While redshirt senior offensive lineman James Gmiter saying that “We will win with the guys that want to be here” is commendable and inspiring, replacing eight starters and multiple key reserves will be very challenging (impossible?) for West Virginia.

Director of Athletics Shane Lyons and Head Coach Neal Brown simply throwing their hands up and saying that “it’s happening everywhere” is disingenuous and unfair. While the transfer portal has affected every team in the nation, it has not had the tremendous negative impact that it has at West Virginia, and it’s important that both Brown and Lyons admit that there’s a problem and discuss why it’s happening.

Is it NIL? Is it Morgantown? Is it the culture of the football program? Is it the weather? What is it?  
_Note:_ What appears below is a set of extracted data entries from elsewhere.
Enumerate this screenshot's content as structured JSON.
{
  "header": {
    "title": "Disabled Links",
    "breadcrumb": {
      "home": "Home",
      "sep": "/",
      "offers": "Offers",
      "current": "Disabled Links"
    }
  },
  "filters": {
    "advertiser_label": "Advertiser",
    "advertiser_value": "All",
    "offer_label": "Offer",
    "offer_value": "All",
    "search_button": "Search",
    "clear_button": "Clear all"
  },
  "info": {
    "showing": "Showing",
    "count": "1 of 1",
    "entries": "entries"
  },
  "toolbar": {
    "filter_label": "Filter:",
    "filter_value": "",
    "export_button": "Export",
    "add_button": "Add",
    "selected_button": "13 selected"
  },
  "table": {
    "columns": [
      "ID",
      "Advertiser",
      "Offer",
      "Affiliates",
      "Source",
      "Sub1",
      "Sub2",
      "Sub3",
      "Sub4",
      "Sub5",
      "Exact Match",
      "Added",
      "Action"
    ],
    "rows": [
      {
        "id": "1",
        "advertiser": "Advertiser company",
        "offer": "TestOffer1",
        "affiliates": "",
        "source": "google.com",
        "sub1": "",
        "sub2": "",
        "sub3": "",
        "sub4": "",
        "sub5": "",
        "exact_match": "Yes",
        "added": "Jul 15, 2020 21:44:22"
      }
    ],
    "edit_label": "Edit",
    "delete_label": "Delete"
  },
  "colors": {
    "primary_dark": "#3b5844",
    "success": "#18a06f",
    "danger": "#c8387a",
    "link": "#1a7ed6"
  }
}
The silence and lack of answers is comparable to denial, and denying that there’s a problem is unacceptable. West Virginia leads the Big 12 Conference and is one of the nation’s leaders in transfers, and this is happening during a time of “stability”, not during a coaching change or transition.

Neal Brown has had three full seasons, which is an eternity in college athletics, and there have been no improvements on or off the field. The excuses for Brown’s failures are old and tiresome. We deserve some real, honest answers to the tough questions that every West Virginia fan has for Neal Brown and Shane Lyons.